Na Espanha, Buñuel realiza aquele que talvez seja seu maior
filme – Viridiana (1963). A protagonista (Silvia Pinal) sai do convento para
visitar um tio moribundo. Depois que este tenta seduzi-la, e morre em seguida,
Viridiana decide não voltar ao convento. Fica na casa e a transforma em abrigo
de mendigos. A paródia da Santa Ceia é um dos pontos altos dessa visão ácida da
religião e crítica à hipocrisia da caridade cristã. Há um dado interessante. O
desfecho foi vetado pela censura de Franco e Buñuel o reescreveu de maneira
mais alusiva. Sempre que se referia ao filme, agradecia à censura espanhola por
ter lhe proporcionado um final melhor. A ironia é também um dom surreal.

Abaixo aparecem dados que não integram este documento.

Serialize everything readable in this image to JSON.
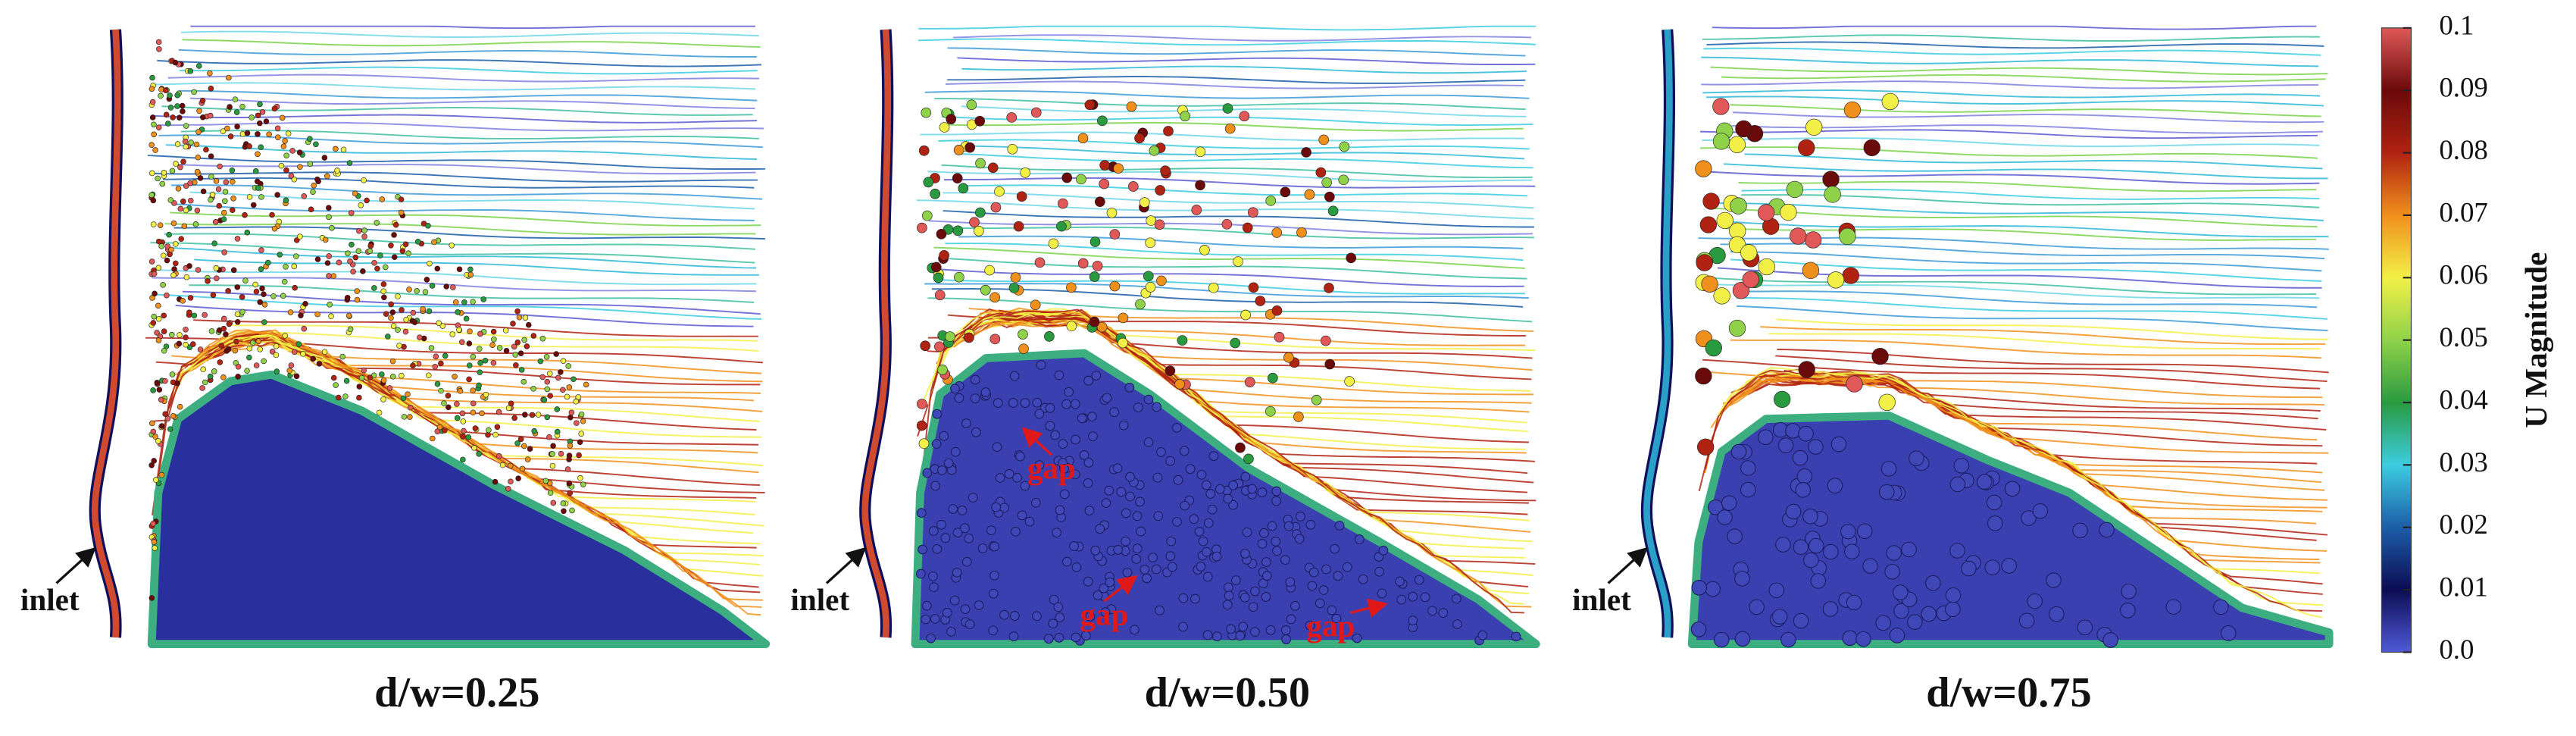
{
  "panels": [
    {
      "label": "d/w=0.25",
      "inlet": "inlet"
    },
    {
      "label": "d/w=0.50",
      "inlet": "inlet",
      "annotations": [
        "gap",
        "gap",
        "gap"
      ]
    },
    {
      "label": "d/w=0.75",
      "inlet": "inlet"
    }
  ],
  "colorbar": {
    "title": "U Magnitude",
    "range": [
      0,
      0.1
    ],
    "ticks": [
      {
        "value": 0,
        "label": "0.0"
      },
      0.01,
      0.02,
      0.03,
      0.04,
      0.05,
      0.06,
      0.07,
      0.08,
      0.09,
      0.1
    ]
  }
}
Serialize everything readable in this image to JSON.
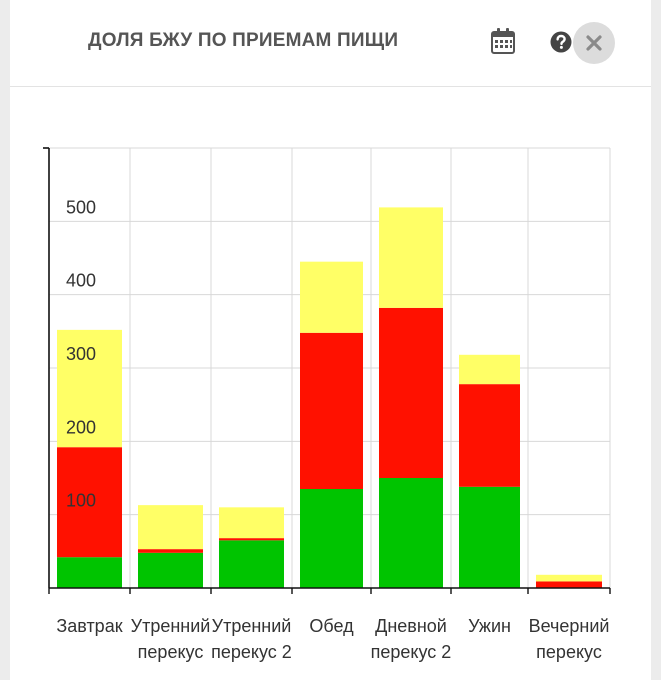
{
  "widget": {
    "title": "ДОЛЯ БЖУ ПО ПРИЕМАМ ПИЩИ",
    "calendar_icon": "calendar-icon",
    "help_icon": "question-circle-icon",
    "close_icon": "close-x-icon"
  },
  "chart_data": {
    "type": "bar",
    "stacked": true,
    "categories": [
      [
        "Завтрак"
      ],
      [
        "Утренний",
        "перекус"
      ],
      [
        "Утренний",
        "перекус 2"
      ],
      [
        "Обед"
      ],
      [
        "Дневной",
        "перекус 2"
      ],
      [
        "Ужин"
      ],
      [
        "Вечерний",
        "перекус"
      ]
    ],
    "series": [
      {
        "color": "#00c400",
        "values": [
          42,
          48,
          65,
          135,
          150,
          138,
          0
        ]
      },
      {
        "color": "#ff1100",
        "values": [
          150,
          5,
          3,
          213,
          232,
          140,
          9
        ]
      },
      {
        "color": "#ffff66",
        "values": [
          160,
          60,
          42,
          97,
          137,
          40,
          9
        ]
      }
    ],
    "ylim": [
      0,
      600
    ],
    "yticks": [
      100,
      200,
      300,
      400,
      500
    ],
    "grid": true,
    "legend": "none",
    "title": "",
    "xlabel": "",
    "ylabel": ""
  }
}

De volta à França, e sempre apostando no caráter estimulante
da estranheza, Buñuel faz um dos seus filmes mais conhecidos e discutidos. A
Bela da Tarde (Belle de Jour, 1967) traz a deslumbrante Catherine Deneuve como
a burguesa casada que se prostitui em determinadas tardes parisienses. Vida
real, mundo de fantasia, impulsos sexuais imperativos – tudo está aí, neste
filme baseado em romance de Joseph Kessel.
Todo o resto da carreira de Buñuel transcorreu na França. Em
1972 lança O Discreto Charme da Burguesia. Um grupo de alta sociedade se reúne
com frequência, mas nunca consegue terminar suas refeições. Também as relações
sexuais jamais chegam ao fim, enquanto grupos terroristas atormentam os
personagens. Cômico e brilhante.
Em O Fantasma da Liberdade (1974), com roteiro escrito por
Jean-Claude Carrière, uma série de esquetes com valor de nonsense põe em
ridículo os valores da família, da religião e da pátria. (Imaginem Buñuel no
Brasil atual.)
Sua obra final, baseada em livro de Pierre Louys, é
magnífica. Esse Obscuro Objeto do Desejo fala da obsessão de um idoso (Fernando
Rey) por uma encantadora jovem, que jamais cede aos seus desejos. O detalhe
genial é a moça ser interpretada por duas atrizes, Carole Bouquet e Angela
Molina, com temperamentos muito diferentes e mesmo poder de sedução.
O caráter anárquico e incontrolável do desejo humano aparece
no primeiro e no último filme de Buñuel. Permeia toda sua filmografia, mesmo
nos títulos em aparência mais inocentes. O velho bruxo deposita suas gotas de
veneno onde menos se espera. Buñuel foi simplesmente um dos maiores cineastas
de todos os tempos. Radical, político e irônico, é antídoto certeiro para a
caretice moral que tenta se impor em nosso triste tempo.
As informações são do jornal O Estado de S. Paulo.